Apesar da dificuldade da tarefa, britânicos e europeus têm dez meses para chegar a um acordo sobre seu novo relacionamento. Isso deve acontecer antes do final, em 31 de dezembro, do período de transição, durante o qual o Reino Unido continua a aplicar as regras europeias.

“Isso deixa tempo suficiente, embora limitado, para que o Reino Unido e a UE cheguem a um acordo”, disse o Executivo liderado pelo premiê conservador Boris Johnson.

Por falta de perspectivas sérias de acordo em junho, Londres ameaça se retirar das negociações, elevando o espectro de um “no deal” com consequências econômicas potencialmente desastrosas para os dois lados do Canal da Mancha.

Esses anúncios derrubaram a libra imediatamente em relação ao euro.

– “Nenhuma obrigação” –

Um dos obstáculos é a exigência de Bruxelas de que o Reino Unido continue a cumprir determinadas regras da UE a longo prazo, em particular no que se refere a auxílios estatais, meio ambiente, leis trabalhistas, ou tributação, em troca de uma abertura muito ampla do mercado europeu – em particular, sem imposto aduaneiro para mercadorias.

“O governo não negociará nenhum acordo em que o Reino Unido não tenha controle sobre suas próprias leis e vida política”, afirma em seu mandato divulgado dois dias depois da aprovação pela UE de seu próprio documento.

“Isso significa que não aceitaremos nenhuma obrigação para nossas leis se alinharem às da UE, ou que as instituições europeias, incluindo o Tribunal de Justiça, sejam competentes no Reino Unido”, insistiu, declarando, porém, que deseja uma “cooperação amigável” entre duas partes “soberanas e iguais”.
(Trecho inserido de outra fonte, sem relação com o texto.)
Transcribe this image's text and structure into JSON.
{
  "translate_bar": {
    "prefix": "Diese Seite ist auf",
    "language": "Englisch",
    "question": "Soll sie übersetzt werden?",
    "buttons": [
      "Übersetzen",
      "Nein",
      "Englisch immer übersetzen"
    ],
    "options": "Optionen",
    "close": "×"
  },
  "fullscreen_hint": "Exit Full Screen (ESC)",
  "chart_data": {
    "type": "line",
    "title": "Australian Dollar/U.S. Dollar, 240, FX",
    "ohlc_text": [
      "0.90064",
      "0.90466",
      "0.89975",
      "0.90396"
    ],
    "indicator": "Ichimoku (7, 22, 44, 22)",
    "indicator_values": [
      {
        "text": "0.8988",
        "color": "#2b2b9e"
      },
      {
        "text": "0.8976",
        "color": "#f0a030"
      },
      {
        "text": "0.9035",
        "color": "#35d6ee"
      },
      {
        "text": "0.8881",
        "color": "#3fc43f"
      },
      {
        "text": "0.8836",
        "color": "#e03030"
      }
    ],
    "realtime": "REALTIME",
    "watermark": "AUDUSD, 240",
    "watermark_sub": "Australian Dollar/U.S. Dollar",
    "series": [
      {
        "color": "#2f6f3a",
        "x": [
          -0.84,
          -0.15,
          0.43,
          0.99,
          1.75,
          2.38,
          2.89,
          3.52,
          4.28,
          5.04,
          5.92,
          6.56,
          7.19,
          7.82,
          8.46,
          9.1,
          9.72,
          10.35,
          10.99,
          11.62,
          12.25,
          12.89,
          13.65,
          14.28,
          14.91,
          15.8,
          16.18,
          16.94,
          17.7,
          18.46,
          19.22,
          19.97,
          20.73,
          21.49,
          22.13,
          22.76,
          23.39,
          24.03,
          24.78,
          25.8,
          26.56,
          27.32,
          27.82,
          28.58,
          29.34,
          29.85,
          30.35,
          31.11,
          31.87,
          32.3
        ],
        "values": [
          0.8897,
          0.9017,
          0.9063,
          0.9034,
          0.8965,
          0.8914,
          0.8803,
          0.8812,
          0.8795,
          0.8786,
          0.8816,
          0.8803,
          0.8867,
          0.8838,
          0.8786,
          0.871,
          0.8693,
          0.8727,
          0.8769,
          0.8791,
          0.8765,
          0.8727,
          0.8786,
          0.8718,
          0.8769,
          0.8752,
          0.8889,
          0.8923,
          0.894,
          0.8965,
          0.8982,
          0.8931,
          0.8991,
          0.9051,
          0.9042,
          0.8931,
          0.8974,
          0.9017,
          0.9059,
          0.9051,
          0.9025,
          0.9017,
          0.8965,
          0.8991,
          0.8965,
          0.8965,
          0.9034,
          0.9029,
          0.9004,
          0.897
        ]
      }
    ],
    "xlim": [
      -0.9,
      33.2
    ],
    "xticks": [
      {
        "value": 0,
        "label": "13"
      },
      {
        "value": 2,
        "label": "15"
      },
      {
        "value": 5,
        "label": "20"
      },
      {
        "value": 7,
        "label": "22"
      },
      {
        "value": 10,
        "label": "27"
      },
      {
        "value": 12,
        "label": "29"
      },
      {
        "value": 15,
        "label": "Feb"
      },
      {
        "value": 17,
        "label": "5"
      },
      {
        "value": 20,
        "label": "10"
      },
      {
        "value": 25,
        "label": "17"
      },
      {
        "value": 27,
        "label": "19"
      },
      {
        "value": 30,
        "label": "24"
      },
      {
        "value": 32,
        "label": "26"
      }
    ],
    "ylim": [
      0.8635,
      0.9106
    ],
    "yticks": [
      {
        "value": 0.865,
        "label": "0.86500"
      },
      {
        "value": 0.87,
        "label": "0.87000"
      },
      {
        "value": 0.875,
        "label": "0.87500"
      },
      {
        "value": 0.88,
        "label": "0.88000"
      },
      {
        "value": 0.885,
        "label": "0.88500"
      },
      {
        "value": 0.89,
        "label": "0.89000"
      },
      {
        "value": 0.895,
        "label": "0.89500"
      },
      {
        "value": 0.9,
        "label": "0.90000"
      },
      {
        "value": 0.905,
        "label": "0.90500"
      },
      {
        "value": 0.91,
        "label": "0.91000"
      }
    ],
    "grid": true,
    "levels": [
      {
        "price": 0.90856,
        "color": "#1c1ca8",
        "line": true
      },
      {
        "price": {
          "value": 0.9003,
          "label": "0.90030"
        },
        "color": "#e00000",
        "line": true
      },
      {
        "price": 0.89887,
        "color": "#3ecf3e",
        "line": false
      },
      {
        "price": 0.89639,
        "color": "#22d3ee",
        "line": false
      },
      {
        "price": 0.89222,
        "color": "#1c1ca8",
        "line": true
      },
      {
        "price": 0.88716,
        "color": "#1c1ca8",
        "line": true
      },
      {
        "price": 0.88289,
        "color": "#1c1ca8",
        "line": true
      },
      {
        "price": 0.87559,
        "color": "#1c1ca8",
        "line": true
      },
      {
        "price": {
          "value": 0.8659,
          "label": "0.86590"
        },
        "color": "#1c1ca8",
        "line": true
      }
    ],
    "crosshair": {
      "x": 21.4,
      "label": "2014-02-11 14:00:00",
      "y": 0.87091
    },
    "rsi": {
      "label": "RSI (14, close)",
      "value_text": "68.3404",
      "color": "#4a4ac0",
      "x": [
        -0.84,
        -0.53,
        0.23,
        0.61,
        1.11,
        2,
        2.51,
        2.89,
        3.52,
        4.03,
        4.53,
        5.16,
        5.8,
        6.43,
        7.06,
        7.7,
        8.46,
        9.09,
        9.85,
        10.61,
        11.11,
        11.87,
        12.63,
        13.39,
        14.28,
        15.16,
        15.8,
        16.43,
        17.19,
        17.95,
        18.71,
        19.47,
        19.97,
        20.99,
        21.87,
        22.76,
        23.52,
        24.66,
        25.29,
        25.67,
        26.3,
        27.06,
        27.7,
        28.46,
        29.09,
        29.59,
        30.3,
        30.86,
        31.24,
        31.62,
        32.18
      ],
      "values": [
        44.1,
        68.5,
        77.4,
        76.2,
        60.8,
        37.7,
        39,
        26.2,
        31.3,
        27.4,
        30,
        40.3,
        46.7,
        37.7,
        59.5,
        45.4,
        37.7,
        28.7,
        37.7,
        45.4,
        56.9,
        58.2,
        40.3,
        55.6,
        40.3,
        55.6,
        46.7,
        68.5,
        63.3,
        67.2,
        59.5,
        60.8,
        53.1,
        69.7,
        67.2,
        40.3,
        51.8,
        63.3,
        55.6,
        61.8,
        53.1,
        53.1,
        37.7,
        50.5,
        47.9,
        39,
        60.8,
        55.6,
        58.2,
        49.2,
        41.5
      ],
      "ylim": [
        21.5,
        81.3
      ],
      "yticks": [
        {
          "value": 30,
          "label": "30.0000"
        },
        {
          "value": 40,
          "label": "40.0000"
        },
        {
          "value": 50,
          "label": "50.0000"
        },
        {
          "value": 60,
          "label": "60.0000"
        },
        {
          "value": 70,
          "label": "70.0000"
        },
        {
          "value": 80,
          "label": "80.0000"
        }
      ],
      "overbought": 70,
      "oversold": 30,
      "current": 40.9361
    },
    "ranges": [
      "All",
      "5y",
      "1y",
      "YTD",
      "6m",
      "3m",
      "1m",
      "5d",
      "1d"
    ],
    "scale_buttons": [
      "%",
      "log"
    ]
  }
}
O objetivo dos 27 é evitar uma concorrência desleal à sua porta. Já o governo de Boris Johnson alega que o objetivo do Brexit era, precisamente, garantir a “independência econômica e política” do Reino Unido, mesmo que isso implique mais barreiras comerciais.

O país quer ter controle sobre seus próprios regulamentos de auxílio estatal, mas disse estar aberto a “compromissos recíprocos de não enfraquecer, ou reduzir, o nível de proteção” existente na legislação trabalhista, ou no meio ambiente.

Outro ponto de discórdia é a questão sensível da pesca. A UE quer “manter um acesso recíproco” às águas territoriais das duas partes.

Esta é uma posição difícil de aceitar para Londres, apesar do aviso da UE condicionando a conclusão de uma parceria comercial a um acordo sobre pesca.

Insistindo em sua vontade de se tornar novamente “um Estado costeiro independente” no final de 2020, os britânicos pretendem negociar anualmente com a UE o acesso às suas águas, como Noruega e Islândia fazem hoje.

Boris Johnson disse, repetidamente, que quer um acordo comercial básico, como o que a UE negociou com o Canadá, que preservará a autonomia econômica de seu país.

Difícil, considera Bruxelas: acessar o mercado único exige respeitar suas regras; e o Reino Unido é um caso especial por causa dos laços profundos criados durante cinco décadas de adesão à UE, seu primeiro parceiro comercial.

As duas partes disseram estarem prontas para a possibilidade de falta de acordo, o que implicaria que as relações econômicas entre Bruxelas e Londres passarão a ser regidas pelas regras da Organização Mundial do Comércio (OMC) – muito menos vantajosas, porque definem direitos aduaneiros para as mercadorias.